# Fairfax holding... looks like a goer...



## still_in_school (9 July 2004)

Hi Guys,

looks like fairfax (john) holdings limited is about to break resistance... closed today at $3.75, and the stock has formed a sound consolidation pattern along the previous resistance line, with this pattern at hand a good potential push towards a target area of $4.10, if the stock can break the resistance at $3.77 and above...

Cheers,
sis


----------



## JetDollars (10 July 2004)

Hey Still In School,

What charting software are you using? Cost? yearly subscription Fees?


----------



## still_in_school (10 July 2004)

Hi Jet$,

mainly the stuff from paritech, like marketscan and metastock, but you can use the free ones off commsec and etrade, as they are interactive and allow you to do a few things, but  dont have all the indicators like the others... but still its plenty enough to do successful trades...

Cheers,
sis


----------



## JetDollars (10 July 2004)

Thank you Still In School.


----------



## still_in_school (10 July 2004)

grr... unfortantly FXJ, didnt get to rise above $3.77, and end up closing slightly lower than open, hopefully if it can break this resistance barrier... we will able to watch this stock find new support...

Cheers,
sis


----------



## still_in_school (30 July 2004)

fxj has finally broken resistance...

Cheers,
sis


----------



## stefan (1 August 2004)

Still in school,

Now that it has broken resistance, what do you expect it to do from here? Going up because resistance is broken or going up because it's undervalued, or going down because it's too expensive?

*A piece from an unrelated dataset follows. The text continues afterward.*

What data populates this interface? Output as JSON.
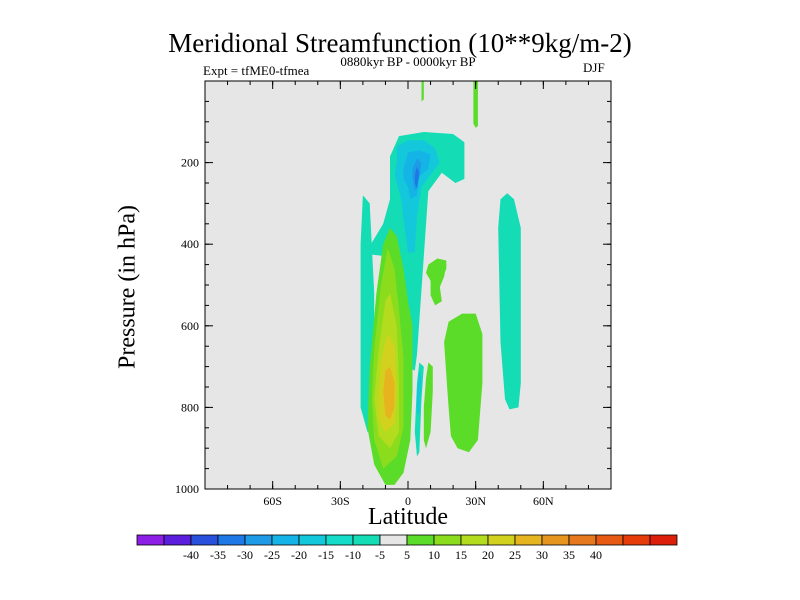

My point is, just because a stock is breaking some resitance point on a chart, doesn't mean much. Without substantial backing it is likely to fall back to old levels. Do you have a reason to believe that Fairfax could go higher from here? I'm always interested to hear about good picks.

Happy trading

Stefan


----------



## still_in_school (1 August 2004)

Hi Stefan,

John Fairfax Holdings Limited is a locally-owned public company that earns sales icoe through its newspapers magazines, entertainment publications and through the f2 internet Network.  Over the last 12 months it has *also expanded into New Zealand, by acquiring a leading newspaper group in NZ.*  The newspaper publishing group is Austrlia's largest with mastheads that include *"The Sydney Morning Herald, The AGe, The Australian Financial Review, BRW and The Sun Herald"*

FXJ has recently upgraded its forecast for the full year 2004 (results announced 26th August) by 5% above most analyst's forecast.

*Technical Analysis* after some sound consolidation pattern along the previous resistance line, FXJ has broken through the long downward trend.... suggesting a further upward trend, previous history suggests that a break above this consolidation pattern will have a potential push toward the target area of $4.10

Cheers,
sis


----------



## stefan (1 August 2004)

Sis,

Thanks for the update on Fairfax. Much appreciated. I'll put it on my watchlist for further investigation. 

Have a nice weekend

Stefan


----------



## Garpal Gumnut (18 December 2011)

And some say they were the "good old days".

Think of the attrition of capital from all the so-called blue chips of just 6 or 7 years ago.

Carpe diem and cave canem.

gg


----------